The most accurate answer is: Olympus Mons is almost certainly dormant, not proven extinct.
Here’s why planetary geologists are cautious:
- It formed over a very long time. Olympus Mons is a shield volcano, built by repeated low-viscosity lava eruptions, somewhat like the Hawaiian volcanoes but on a much grander scale.
- Some lava flows appear geologically young. On Mars, “young” can still mean millions of years old, not historical time. But several studies have dated parts of the broader Tharsis volcanic province to the last few hundred million years, and some surfaces associated with Olympus Mons itself may be much younger than the ancient cratered highlands.
- Mars is not geologically dead. NASA’s InSight mission detected marsquakes, and some of the strongest evidence for recent internal activity comes from Cerberus Fossae, far from Olympus Mons. That matters because it shows Mars still has enough internal heat to crack and move its crust.
What argues against an eruption any time soon is equally important:
- No confirmed modern activity
There has been no direct observation of active lava, ash, or volcanic gas from Olympus Mons. - Mars has cooled substantially
Compared with its early history, Mars has lost much of the internal heat that powered widespread volcanism. - No plate tectonics
On Earth, tectonics helps recycle heat and material.
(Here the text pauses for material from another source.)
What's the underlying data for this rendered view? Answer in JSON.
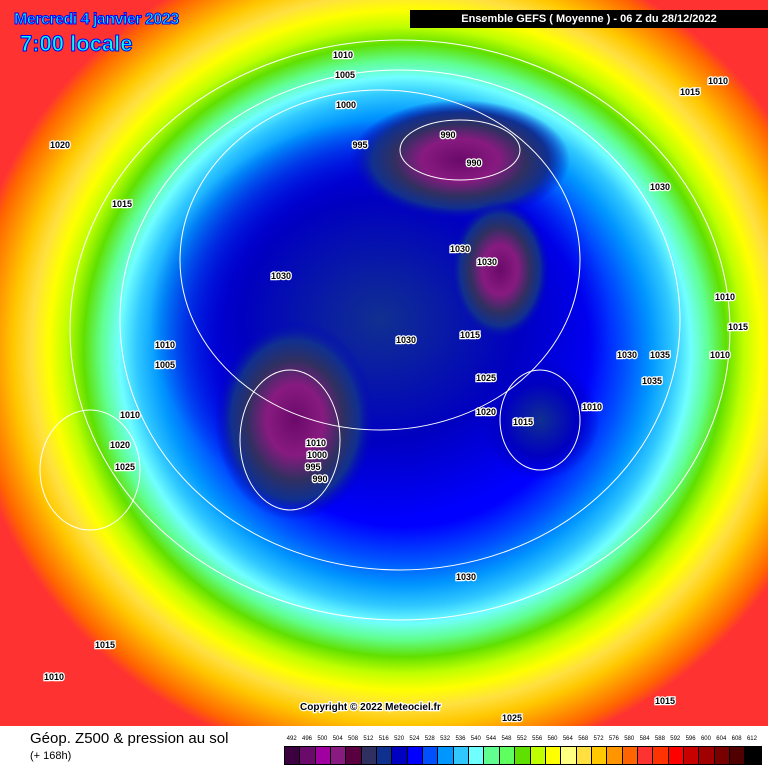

Mars lacks Earth-style plate tectonics, so its volcanic systems evolve differently and may shut down for immense periods.
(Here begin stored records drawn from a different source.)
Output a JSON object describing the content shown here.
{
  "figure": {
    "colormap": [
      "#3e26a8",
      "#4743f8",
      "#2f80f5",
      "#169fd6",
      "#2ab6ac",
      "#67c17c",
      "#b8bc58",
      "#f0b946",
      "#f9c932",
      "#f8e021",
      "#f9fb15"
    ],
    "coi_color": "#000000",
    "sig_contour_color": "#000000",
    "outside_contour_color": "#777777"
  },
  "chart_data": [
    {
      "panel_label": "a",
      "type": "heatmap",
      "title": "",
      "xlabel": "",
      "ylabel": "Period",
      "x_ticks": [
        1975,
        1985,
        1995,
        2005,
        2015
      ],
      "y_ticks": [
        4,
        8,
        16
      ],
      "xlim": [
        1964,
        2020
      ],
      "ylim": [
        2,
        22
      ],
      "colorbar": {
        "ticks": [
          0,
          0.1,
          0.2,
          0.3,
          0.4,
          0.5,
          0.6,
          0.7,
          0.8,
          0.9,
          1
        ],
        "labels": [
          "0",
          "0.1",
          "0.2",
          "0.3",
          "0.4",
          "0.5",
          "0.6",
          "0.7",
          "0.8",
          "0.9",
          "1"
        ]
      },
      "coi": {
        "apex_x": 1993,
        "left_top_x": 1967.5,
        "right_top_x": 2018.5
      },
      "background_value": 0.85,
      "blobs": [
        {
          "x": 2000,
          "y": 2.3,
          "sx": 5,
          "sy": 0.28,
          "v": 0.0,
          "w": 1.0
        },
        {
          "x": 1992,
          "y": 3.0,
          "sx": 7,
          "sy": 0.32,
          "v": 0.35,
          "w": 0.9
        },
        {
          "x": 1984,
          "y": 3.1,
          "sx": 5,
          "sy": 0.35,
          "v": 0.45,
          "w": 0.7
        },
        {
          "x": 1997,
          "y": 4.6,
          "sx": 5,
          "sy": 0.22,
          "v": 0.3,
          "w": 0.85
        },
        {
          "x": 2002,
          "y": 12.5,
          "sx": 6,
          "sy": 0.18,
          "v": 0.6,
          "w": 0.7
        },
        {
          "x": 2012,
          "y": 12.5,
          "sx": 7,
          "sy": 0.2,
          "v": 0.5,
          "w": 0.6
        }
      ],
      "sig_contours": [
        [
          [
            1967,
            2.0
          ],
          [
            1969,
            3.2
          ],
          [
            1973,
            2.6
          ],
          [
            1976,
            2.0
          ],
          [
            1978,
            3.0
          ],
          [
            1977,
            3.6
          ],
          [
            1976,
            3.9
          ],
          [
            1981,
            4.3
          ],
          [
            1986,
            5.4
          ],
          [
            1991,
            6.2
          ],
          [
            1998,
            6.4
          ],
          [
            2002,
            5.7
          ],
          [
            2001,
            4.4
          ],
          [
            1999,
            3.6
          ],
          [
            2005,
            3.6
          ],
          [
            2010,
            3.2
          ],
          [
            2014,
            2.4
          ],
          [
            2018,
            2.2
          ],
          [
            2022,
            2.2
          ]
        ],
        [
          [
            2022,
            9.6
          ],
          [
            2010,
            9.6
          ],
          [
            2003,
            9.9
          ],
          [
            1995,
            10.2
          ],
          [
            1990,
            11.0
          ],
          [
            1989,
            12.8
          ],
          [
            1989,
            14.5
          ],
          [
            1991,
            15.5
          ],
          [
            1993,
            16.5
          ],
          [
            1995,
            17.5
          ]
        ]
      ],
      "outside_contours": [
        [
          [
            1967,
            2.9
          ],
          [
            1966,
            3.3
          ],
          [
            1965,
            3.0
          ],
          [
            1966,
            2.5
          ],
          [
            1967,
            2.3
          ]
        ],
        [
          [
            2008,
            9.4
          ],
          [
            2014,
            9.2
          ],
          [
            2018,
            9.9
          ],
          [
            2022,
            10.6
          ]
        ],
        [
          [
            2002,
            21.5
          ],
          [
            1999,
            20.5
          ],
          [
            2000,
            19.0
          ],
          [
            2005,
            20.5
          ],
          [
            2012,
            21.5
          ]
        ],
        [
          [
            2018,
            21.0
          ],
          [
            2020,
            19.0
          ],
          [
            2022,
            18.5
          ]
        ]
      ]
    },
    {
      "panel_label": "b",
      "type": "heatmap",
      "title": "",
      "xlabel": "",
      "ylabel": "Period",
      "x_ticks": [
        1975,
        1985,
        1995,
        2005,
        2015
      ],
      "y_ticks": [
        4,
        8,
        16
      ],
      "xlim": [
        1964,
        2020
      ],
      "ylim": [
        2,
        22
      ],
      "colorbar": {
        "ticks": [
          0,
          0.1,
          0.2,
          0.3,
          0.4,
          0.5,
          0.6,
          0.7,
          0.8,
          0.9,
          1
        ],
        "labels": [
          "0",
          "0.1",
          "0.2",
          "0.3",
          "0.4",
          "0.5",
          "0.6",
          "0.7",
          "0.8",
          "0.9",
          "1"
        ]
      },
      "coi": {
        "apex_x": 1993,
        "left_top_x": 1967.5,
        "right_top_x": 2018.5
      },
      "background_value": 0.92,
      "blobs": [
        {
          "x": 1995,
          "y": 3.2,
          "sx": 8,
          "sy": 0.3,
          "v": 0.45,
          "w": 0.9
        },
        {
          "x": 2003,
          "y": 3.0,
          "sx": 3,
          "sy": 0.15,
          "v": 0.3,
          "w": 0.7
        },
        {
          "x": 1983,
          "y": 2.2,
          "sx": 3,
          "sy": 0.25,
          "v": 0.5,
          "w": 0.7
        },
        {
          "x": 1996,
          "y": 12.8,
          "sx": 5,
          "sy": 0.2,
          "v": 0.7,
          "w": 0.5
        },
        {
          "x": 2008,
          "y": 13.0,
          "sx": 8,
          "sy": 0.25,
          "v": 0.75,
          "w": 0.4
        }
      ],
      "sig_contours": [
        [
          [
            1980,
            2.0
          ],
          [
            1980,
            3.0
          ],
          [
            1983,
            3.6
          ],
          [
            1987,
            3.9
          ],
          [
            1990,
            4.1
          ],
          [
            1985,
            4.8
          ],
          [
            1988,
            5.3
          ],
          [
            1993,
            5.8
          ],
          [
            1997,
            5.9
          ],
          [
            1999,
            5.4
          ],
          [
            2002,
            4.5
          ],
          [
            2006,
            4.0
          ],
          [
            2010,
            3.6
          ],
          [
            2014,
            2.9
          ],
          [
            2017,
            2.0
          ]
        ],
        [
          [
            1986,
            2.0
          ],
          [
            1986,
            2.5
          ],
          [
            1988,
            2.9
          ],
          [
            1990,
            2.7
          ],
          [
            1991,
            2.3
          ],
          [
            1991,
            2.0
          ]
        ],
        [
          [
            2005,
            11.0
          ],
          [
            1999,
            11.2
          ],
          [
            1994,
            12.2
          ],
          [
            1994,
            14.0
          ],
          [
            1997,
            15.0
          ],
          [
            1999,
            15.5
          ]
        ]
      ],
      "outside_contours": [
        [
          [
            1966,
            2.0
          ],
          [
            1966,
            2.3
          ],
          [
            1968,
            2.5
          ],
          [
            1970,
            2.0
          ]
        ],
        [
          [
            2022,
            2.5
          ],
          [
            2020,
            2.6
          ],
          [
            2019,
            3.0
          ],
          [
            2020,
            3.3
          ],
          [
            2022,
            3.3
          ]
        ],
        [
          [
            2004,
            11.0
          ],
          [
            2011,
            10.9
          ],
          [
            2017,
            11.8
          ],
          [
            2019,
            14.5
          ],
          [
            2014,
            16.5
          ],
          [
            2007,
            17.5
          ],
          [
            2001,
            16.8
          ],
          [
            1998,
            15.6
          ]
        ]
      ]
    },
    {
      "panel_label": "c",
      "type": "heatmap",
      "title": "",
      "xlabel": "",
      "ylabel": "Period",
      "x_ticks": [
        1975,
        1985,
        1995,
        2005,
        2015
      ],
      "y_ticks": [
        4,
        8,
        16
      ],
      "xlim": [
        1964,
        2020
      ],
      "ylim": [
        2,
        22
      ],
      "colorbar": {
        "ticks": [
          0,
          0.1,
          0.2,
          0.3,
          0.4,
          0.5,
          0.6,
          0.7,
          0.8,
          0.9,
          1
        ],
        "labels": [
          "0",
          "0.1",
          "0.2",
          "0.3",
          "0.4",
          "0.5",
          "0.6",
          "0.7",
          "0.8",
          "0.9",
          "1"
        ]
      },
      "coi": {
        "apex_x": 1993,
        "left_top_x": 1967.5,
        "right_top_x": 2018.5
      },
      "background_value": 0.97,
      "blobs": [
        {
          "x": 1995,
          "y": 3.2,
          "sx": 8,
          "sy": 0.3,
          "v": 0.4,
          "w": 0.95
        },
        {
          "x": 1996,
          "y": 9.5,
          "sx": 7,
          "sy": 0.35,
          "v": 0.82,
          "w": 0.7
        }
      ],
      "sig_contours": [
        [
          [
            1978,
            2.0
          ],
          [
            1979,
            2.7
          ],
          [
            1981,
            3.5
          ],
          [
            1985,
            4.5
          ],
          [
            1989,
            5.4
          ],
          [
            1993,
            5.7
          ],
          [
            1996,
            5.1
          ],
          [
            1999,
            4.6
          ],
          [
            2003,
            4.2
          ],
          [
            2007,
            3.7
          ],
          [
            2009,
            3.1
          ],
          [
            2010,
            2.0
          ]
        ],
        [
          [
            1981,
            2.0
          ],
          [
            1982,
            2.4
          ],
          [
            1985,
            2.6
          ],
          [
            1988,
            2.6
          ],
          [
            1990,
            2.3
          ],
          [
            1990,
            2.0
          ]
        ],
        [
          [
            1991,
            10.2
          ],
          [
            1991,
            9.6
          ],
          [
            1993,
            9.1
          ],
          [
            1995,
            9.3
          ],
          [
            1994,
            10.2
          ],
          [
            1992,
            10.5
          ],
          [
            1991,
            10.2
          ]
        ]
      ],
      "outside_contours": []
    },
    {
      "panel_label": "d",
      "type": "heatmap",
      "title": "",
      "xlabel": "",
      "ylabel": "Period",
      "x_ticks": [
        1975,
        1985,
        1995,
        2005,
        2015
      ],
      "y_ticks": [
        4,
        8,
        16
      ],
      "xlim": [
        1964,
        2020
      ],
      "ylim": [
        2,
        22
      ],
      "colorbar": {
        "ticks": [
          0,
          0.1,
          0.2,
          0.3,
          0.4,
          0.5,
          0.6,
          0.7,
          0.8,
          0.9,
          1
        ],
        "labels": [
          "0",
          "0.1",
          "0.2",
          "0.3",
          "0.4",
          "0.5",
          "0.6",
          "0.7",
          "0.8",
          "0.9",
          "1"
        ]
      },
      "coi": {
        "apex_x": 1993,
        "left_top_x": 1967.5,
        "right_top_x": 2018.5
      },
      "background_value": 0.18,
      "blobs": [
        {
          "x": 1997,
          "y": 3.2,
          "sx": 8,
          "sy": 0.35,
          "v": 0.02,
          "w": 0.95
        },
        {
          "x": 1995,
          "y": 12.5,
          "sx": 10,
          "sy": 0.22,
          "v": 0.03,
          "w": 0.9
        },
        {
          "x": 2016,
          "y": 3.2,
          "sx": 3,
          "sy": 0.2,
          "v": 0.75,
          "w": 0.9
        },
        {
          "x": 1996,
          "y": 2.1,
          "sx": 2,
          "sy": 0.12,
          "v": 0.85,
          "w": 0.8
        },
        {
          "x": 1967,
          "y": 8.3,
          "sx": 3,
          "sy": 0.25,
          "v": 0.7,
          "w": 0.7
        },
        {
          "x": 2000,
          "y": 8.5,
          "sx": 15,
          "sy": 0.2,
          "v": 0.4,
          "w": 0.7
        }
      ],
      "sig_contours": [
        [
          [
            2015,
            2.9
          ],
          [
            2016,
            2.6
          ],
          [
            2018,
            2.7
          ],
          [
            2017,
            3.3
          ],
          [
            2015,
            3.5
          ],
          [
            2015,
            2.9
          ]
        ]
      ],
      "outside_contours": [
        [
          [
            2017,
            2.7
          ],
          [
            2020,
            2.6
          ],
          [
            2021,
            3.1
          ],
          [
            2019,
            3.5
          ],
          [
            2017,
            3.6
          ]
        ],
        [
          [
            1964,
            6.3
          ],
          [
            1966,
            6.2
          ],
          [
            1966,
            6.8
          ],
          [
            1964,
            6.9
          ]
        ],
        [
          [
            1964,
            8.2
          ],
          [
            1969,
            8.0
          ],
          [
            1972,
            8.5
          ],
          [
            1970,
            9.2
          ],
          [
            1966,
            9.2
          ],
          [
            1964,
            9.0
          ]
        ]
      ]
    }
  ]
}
A useful way to think about it is that volcanoes can stay quiet for extraordinarily long times and still not be truly finished. On Earth, there are volcanoes that sleep for tens of thousands of years between major eruptive phases. On Mars, with slower geology, the relevant quiet periods may be vastly longer.
So Olympus Mons is not thought to be “totally dormant” in the sense of certainly extinct. It is better described as a volcano with no known present activity, but a nonzero possibility of future eruptions if magma still exists at depth. If it ever erupts again, the timetable is far more likely to be measured in geologic time than in human history.